About 700 people packed the Mello Center in Watsonville Saturday afternoon for Harvesting Equity, an event where safety, living wage contracts, housing and immigration reform for farmworkers took center stage.
At the podium were Mireya Gómez-Contreras, Ann Lopez and civil rights activist Dolores Huerta.
To launch the event, young dancers from Estrellas de Esperanza treated the crowd to folkloric dances from around Mexico.
Administrative Co-leader of Esperanza Community Farms, Gómez-Contreras explored the benefits of organic farming, the dangers of pesticides still in use today and the benefits of creating a “food system that can be run with dignity and connectivity.”
She emphasized the importance of creating and maintaining relationships between schools and farms, especially when hazardous materials were being used on farms near schools. She also decried the “Cheeto Culture,” referencing the packaged, processed chips and snacks frequently devoured by area students, and the importance of replacing that with healthy food at schools.
Lopez, the executive director of the Center for Farmworker Families, began her talk by stating that farmworkers are in a position similar to workers in the U.S. South when slavery was legal.
“And they also live in constant fear of deportation,” Lopez said. “Farmworkers are impoverished, often abused, with minimal or no health insurance; they are trapped, controlled and with almost no chance of escape.
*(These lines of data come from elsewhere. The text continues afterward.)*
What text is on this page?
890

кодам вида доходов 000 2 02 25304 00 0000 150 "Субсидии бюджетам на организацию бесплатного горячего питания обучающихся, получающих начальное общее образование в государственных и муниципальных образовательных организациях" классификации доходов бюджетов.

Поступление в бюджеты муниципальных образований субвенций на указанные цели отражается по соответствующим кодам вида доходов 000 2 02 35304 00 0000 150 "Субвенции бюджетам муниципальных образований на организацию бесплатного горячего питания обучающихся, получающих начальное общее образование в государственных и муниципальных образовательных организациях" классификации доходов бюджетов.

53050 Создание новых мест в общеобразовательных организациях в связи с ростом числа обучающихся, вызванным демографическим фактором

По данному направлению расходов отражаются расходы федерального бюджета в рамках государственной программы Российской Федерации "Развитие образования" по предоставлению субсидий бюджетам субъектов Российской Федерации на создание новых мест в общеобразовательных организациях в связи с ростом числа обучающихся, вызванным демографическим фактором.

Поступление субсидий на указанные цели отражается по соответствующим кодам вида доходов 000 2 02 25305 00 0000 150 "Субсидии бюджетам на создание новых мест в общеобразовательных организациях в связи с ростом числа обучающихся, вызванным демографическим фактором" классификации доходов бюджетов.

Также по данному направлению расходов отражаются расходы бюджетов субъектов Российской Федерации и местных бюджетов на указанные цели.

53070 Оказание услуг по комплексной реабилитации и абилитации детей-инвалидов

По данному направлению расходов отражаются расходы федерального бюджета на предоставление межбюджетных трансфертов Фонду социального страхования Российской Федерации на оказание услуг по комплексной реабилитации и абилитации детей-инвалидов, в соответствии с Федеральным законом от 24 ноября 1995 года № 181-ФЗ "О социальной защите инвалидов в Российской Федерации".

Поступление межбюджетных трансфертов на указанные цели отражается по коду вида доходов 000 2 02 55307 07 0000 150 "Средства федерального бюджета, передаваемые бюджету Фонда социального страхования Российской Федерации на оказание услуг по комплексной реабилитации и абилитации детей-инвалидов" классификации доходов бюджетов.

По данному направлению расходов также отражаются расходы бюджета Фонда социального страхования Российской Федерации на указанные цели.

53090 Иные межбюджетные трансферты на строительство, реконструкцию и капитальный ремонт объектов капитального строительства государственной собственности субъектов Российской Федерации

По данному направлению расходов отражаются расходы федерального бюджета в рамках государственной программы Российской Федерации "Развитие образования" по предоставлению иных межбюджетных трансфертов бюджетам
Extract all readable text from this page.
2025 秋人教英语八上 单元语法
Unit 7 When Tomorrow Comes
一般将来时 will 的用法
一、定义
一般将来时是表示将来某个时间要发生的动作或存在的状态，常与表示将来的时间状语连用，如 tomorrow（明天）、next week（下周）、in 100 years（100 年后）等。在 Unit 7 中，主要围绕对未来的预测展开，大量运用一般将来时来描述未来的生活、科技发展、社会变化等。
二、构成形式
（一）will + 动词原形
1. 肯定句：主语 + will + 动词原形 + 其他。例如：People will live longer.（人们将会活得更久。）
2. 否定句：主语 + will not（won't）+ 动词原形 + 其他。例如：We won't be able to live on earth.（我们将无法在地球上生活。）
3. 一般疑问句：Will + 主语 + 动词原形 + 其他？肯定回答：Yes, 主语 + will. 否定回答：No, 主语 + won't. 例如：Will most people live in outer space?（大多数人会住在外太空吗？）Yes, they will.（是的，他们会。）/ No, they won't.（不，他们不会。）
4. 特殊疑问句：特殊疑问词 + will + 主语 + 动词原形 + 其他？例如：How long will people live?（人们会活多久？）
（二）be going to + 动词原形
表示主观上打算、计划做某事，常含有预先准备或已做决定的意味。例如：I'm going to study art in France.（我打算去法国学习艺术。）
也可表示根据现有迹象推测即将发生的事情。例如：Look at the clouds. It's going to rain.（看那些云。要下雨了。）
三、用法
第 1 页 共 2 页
They are overworked with a poor diet and die at a much lower life expectancy than the rest of us. Farmworkers and their family members are the most exposed population to the health impacts of toxic pesticide exposure.”
She said leukemia, brain tumors, bone cancer, birth defects, autism spectrum disorder and learning disabilities are widespread amongst children of farmworking families, and that it is almost impossible to collect data on the frequency of such problems.
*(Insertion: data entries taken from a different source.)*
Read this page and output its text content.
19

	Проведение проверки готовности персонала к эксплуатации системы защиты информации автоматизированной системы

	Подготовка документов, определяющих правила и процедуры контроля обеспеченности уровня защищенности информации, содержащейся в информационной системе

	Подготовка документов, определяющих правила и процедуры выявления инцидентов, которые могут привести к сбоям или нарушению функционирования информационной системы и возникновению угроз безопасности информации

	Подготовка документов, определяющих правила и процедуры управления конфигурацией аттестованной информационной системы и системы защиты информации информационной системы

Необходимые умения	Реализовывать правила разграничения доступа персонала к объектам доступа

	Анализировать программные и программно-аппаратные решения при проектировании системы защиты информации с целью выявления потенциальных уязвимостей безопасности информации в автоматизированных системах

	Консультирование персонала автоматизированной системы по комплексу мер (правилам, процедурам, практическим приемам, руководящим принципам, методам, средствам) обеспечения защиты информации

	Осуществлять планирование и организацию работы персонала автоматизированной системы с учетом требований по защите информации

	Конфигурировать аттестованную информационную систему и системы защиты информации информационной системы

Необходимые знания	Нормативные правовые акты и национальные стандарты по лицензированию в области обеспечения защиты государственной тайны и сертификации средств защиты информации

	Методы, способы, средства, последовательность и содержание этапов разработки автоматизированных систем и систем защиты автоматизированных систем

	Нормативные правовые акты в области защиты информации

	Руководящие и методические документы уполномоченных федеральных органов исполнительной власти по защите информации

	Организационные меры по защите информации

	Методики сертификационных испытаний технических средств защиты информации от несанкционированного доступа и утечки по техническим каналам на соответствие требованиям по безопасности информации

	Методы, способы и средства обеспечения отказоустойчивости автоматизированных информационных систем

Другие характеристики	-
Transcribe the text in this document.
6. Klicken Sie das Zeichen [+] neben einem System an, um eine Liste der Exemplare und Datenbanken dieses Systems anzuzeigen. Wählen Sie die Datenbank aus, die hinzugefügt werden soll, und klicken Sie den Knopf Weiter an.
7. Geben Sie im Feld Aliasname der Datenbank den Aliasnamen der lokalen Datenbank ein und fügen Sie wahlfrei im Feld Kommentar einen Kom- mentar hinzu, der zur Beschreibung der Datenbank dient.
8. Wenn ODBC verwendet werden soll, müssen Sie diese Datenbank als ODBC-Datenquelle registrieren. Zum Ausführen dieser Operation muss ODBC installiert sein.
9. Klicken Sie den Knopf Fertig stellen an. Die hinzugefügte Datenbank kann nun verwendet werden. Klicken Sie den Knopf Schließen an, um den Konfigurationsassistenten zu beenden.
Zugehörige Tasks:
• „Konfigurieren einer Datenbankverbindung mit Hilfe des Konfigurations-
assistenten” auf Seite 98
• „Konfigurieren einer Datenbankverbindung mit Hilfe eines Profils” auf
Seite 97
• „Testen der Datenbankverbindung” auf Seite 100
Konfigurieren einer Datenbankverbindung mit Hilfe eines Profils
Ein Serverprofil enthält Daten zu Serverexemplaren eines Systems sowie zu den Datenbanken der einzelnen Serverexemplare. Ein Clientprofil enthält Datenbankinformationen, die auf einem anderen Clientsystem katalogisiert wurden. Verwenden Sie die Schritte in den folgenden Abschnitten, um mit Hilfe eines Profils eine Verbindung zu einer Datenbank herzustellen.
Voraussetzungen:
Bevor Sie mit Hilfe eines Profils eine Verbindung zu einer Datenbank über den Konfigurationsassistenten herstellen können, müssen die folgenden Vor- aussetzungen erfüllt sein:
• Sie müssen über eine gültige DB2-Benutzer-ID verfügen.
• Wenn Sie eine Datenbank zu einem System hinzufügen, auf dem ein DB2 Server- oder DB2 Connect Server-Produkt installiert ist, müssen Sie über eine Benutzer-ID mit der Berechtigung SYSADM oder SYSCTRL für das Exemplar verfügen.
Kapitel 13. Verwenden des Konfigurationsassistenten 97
“These are not isolated incidents,” she added.
Huerta, a figure in social justice whose work spans decades that began in 1962 when she and Cesar Chavez founded United Farm Workers, also targeted dangerous pesticide use.
“The only way we can stop the use of these deadly pesticides is to put it in the hands of Health and Human Services,” she said. “Take this out of the EPA; take it out of the Ag Department. It is not just the farmworkers that have these cancers.”
Huerta also spoke of banning oil companies from putting oil wells that emanate poisonous gasses and toxins near schools, observing that “the worst air pollution in the state” is in Bakersfield, surrounded by oil wells as well as heavy pesticide use, with the top three cities nationwide all in the San Joaquin Valley. Lopez went on to stress that in addition to these problems, farmworkers and their families lack quality of education.
Information tables and vendors lined the lobby of the Mello Center, including the local group Campaign for Organic & Regenerative Agriculture (CORA), Safe Ag/Safe Schools of Californians for Pesticide Reform, the Land Trust of Santa Cruz County, and Eat for the Earth, the initial organizer of the event and provider of plant-based snacks.
CORA’s short-term goal is a one-mile pesticide-free buffer around the city of Watsonville, a goal recently supported by a Watsonville City Council resolution. Long-term, CORA wants to see the entire Pajaro Valley and Santa Cruz County become a model for climate-friendly agriculture free of pesticides, incorporating educational and cultural resources for all ages.
At the close of the event, swarms of people gathered at the Dolores Huerta Foundation table where they lined up to get autographs and pose for photos with Huerta.